Alex Cragun, a food security advocate with Utahns Against Hunger, said in an email that projects like the proposed market will increase food access for residents in the Fairpark neighborhood, located south of Rose Park and north of Poplar Grove.

He said food insecurity for Utahns with children has nearly doubled from 8.4% to 19.4% since the start of the pandemic. Food insecurity rates are even higher for Black, Latino and Indigenous households.

“The Westpointe and Fairpark community that surrounds the park has a number of communities that live more than a half-mile from the nearest grocery store,” he said. “This area of the city continues to grow and develop in population and density, and food access continues to be an issue. This market will not only bring salience to a long-standing community institution, but it will bring access to ... regionally produced foods, thus increasing food access in the community and supporting Utah’s agricultural economy.”

Cragun said it will be important for the market to accept Supplemental Nutrition Assistance Program benefits, commonly referred to as food stamps or SNAP benefits.
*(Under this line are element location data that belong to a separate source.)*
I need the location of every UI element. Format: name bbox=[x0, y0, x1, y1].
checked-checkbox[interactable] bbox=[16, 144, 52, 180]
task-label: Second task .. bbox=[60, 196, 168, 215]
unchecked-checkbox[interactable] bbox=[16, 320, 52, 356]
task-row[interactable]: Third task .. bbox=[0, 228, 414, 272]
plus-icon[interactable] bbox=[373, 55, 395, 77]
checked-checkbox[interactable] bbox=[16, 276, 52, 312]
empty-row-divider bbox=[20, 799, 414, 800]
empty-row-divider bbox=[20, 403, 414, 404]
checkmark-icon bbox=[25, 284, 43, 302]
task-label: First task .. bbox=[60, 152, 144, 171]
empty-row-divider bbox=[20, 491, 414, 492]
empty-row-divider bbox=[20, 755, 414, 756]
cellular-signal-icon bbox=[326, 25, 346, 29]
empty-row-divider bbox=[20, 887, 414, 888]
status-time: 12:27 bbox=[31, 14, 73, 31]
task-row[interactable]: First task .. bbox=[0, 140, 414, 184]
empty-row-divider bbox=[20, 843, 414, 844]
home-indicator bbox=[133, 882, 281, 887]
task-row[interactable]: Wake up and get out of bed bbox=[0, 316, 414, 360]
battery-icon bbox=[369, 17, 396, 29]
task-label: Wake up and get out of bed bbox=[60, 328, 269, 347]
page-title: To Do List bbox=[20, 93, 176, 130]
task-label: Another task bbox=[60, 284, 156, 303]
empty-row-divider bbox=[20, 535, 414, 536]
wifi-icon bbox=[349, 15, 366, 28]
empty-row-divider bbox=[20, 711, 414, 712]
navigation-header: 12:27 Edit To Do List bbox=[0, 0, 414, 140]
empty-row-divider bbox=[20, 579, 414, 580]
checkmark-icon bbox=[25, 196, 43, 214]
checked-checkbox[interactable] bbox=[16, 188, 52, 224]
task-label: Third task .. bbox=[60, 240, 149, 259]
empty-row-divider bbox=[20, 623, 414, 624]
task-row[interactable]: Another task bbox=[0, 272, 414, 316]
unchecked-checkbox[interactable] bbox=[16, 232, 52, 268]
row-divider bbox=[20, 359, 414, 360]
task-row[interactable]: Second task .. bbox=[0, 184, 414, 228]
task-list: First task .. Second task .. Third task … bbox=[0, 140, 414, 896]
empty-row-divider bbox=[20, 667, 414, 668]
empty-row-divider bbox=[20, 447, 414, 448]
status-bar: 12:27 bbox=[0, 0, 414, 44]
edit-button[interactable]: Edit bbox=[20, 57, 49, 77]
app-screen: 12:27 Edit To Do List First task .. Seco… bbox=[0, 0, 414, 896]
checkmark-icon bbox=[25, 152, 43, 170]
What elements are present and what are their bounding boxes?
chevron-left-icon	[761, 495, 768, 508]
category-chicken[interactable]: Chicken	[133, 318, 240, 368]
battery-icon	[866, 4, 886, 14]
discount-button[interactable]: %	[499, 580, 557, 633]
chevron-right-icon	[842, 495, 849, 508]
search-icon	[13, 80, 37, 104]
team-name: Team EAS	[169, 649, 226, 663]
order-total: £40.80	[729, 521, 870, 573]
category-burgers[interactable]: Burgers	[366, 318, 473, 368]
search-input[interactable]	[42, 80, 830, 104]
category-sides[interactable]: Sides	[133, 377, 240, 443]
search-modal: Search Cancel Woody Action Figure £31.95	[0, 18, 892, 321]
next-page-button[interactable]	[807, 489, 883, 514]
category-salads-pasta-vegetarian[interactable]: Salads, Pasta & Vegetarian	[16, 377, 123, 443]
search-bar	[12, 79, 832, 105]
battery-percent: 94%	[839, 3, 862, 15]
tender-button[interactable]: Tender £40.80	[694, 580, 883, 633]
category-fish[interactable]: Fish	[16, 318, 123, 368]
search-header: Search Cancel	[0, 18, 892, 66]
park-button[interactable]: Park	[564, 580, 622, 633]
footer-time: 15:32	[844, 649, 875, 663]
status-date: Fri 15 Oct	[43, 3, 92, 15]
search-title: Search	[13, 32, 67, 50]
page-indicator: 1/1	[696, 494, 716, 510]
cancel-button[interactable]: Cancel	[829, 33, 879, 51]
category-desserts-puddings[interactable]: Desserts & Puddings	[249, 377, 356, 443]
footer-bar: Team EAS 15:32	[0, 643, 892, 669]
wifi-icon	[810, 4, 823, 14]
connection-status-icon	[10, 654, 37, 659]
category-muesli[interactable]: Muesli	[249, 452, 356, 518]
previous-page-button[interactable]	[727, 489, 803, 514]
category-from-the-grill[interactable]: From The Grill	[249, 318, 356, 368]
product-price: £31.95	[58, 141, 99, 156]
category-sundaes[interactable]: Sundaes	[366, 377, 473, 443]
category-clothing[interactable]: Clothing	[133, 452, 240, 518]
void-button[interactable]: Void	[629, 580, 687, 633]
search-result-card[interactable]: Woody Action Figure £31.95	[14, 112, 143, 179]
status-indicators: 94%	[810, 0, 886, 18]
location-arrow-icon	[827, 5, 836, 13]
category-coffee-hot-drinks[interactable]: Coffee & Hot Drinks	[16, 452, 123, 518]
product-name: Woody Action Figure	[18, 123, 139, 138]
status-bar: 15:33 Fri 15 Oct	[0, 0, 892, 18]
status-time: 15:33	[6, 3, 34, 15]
And that is the plan.

Kristen Lavalett, executive director of Local First Utah, said markets like the new one at the Fairpark are good for helping create local businesses.

“Markets present an incredible opportunity for people who have a dream or vision but may not be able to work full time at that vision,” she said. “If there is a new market emerging, we would be ecstatic because of the potential for business incubation.”

The Fairpark market is a separate project from the public market that the Downtown Alliance and Urban Food Connections of Utah have been advocating for over the past decade. The Downtown Alliance and Urban Food Connections, which put on the Downtown Farmers Market, want to start a year-round market in the Rio Grande neighborhood.

Urban Food Connections Executive Director Alison Einerson said the two markets are “not related in any way.”

Amanda Greenwald, communications and outreach manager for Salt Lake City’s Redevelopment Agency, said a 2019 study to see if a year-round market would have community support at the Utah State Fairpark had favorable results.

COVID-19 has cut business at the Fairpark. Mullenax said the venue normally hosts over 150 events a year, but has hosted only a few this year. This past summer, Utah State Fair organizers still held the event but took steps to try to prevent the spread of the coronavirus, including canceling the livestock show because it attracts too many visitors and reducing the number of food vendors and the number of people allowed in the fair at one time.

Mullenax said he hopes the market will help the Fairpark make a speedy recovery.